In its appeal, the Ministry had revealed that a recent decision by the High Court to interdict government from procuring antiretroviral (ARV) has thrown the country into a “major public health crisis with the very possibility of the loss of life as well as patients being resistant to HIV drug treatment.” Portfolio Pharmaceuticals Botswana Propriety Limited had taken the government to court and successfully interdicted the Central Medical Stores from issuing a tender to supply the life saving drugs.

The company sought a review of the award of the tender to some of the competitors that had been granted the tender. 

It also wanted the decision by the Public Procurement Disposal and Asset Disposal Board (PPADB) to award the multi million tender be set aside.

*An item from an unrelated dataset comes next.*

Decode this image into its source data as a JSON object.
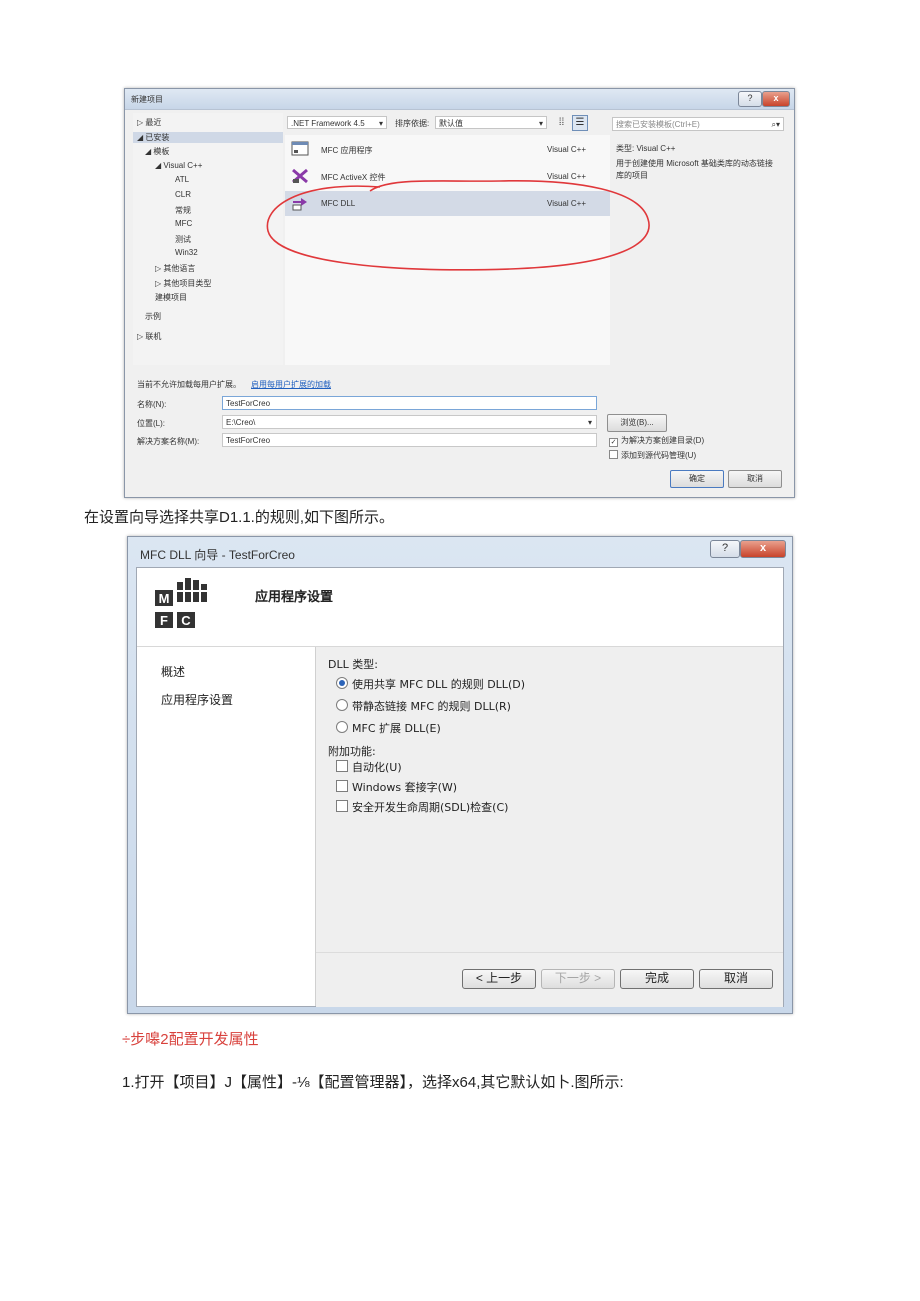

The application for review by Africure Pharmaceuticals Botswana and Portfolio Pharmaceuticals Botswana arise from the evaluation of a tender worth millions of Pula for supplies of ARVs to CMS.

It emerges from Court papers that PPADB unbundled and split the government tender identified as “Framework Contract the Procurement of Anti-Retroviral Drugs” and awarded it to five companies. The aggrieved company bone of contention is that the tender should not have been split among them.